Conan knew it at last – understood the meaning of those crushed and broken bones in the dungeon, and recognized the haunter of the pits. It was a grey ape, one of the grisly man-eaters from the forests that wave on the mountainous eastern shores of the Sea of Vilayet. Half mythical and altogether horrible, these apes were the goblins of Hyborian legendry, and were in reality ogres of the natural world, cannibals and murderers of the nighted forests.
The choice of an animal monster shows Howard trying to keep things relatively earthly as he had hoped to sell the novel to Adventure, not Weird Tales. We know how that worked out.

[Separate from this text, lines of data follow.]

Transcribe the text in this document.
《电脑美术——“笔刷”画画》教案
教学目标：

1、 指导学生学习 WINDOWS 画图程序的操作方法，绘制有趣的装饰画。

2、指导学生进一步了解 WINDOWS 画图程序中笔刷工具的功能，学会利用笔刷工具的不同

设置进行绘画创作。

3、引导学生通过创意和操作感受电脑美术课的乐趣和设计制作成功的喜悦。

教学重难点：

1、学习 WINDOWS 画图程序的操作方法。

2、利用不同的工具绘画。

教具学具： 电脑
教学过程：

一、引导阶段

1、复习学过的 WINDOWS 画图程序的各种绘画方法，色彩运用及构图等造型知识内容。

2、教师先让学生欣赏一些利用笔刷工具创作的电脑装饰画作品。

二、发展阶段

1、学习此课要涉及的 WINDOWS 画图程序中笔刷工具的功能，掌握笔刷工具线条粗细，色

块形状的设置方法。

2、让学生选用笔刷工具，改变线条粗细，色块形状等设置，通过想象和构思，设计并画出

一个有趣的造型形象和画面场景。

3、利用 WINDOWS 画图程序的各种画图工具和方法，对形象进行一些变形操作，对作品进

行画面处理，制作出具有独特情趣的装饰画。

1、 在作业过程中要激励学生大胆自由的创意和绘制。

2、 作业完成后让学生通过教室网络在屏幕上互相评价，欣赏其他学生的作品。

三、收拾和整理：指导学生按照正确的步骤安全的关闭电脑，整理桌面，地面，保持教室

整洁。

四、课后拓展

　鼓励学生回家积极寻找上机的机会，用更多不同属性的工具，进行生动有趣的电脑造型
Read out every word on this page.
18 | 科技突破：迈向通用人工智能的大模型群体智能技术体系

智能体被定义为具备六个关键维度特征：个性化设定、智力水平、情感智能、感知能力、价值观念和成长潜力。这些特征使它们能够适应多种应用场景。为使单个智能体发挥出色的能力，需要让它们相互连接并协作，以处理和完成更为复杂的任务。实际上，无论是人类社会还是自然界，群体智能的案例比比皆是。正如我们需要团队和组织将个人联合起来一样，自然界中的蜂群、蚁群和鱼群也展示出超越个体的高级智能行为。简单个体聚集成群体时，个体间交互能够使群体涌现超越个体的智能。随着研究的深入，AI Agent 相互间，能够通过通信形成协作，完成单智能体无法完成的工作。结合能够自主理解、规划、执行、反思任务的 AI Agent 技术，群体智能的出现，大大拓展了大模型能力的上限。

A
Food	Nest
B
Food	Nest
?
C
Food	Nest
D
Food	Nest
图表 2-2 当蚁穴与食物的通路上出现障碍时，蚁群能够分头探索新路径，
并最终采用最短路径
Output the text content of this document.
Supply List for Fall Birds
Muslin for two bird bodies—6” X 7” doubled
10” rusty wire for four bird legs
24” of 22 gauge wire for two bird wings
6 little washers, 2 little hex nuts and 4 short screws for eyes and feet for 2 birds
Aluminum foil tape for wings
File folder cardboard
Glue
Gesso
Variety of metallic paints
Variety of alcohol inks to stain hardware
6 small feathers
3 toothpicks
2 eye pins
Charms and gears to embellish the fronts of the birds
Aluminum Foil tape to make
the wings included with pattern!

Giant-Size Conan the Barbarian #2 (December 1974) was adapted by Roy Thomas. What an you saw about the Gil Kane art except wow. These Giant-Size were confusing if you didn’t know they were adapting the novel they are based on. Giant-Size was canceled before it could finish the whole book and the last installment appeared in Savage Sword without Gil Kane.



Ablaze’s The Cimmerian: Hour of the Dragon #2 (2022) was an English version of the French Glenat comic, L’heure du dragon (December 2021). It was adapted by Julien Blondel. Valentin Sécher adds some horns and things for some reason.
The Flame Knife (1981)

L. Sprague de Camp rewrote Howard’s non-Conan tale “The Three Bladed Doom” and added the snow ape in to give it some monsters.
It was like ghoulish incarnation of a terrible legend, clad in flesh and bone; a giant ape, as tall on its gnarled legs as a gorilla. It was like the monstrous man-apes that hunted the mountains around the Vilayet Sea, which Conan had seen and fought before. But it was even larger; its hair was longer and shaggier, as of an arctic beast, and paler, an ashen grey that was almost white.
Its feet and hands were more manlike than those of a gorilla, the great toes and thumbs being more like those of man than of the anthropoid. It was no tree-dweller but a beast bred on great plains and gaunt mountains. The face was apish in general appearance, though the nose-bridge was more pronounced, the jaw less bestial. But its manlike features merely increased the dreadfulness of its aspect, and the intelligence which gleamed from its small red eyes was wholly malignant.
For more on this, go here.



Savage Sword of Conan #32 (August 1978) was the second half of two-part adaptation by Roy Thomas. I don’t usually have a problem with John and Tony’s collaboration but this snow ape looks like a lion and a Yeti had a love child. It reminds me more of the Bumble from Rudolph the Red-Nosed Reindeer than an ape. (Actually the Bumble is a better version.) Esteban Maroto had nothing to fear here.
Conclusion
Conan in the comics faced off against a few other things that resembled apes but weren’t quite. I have left those because this list is quite long enough. Along with giant snakes, hulking beasts and flying monsters, the gorilla is a regular in the Hyborian world of Conan. The influence of Edgar Rice Burroughs is obvious but not over-powering. REH uses these apish beasts in his own way and with some innovation. Thak is almost pitiful since he is only 100,000 years away from being a man. (He will also put wings on one and make it a most terrible foe.) The others are more animals but still incredibly dangerous, especially when you only have a knife. Tarzan cheers the Cimmerian from the sidelines.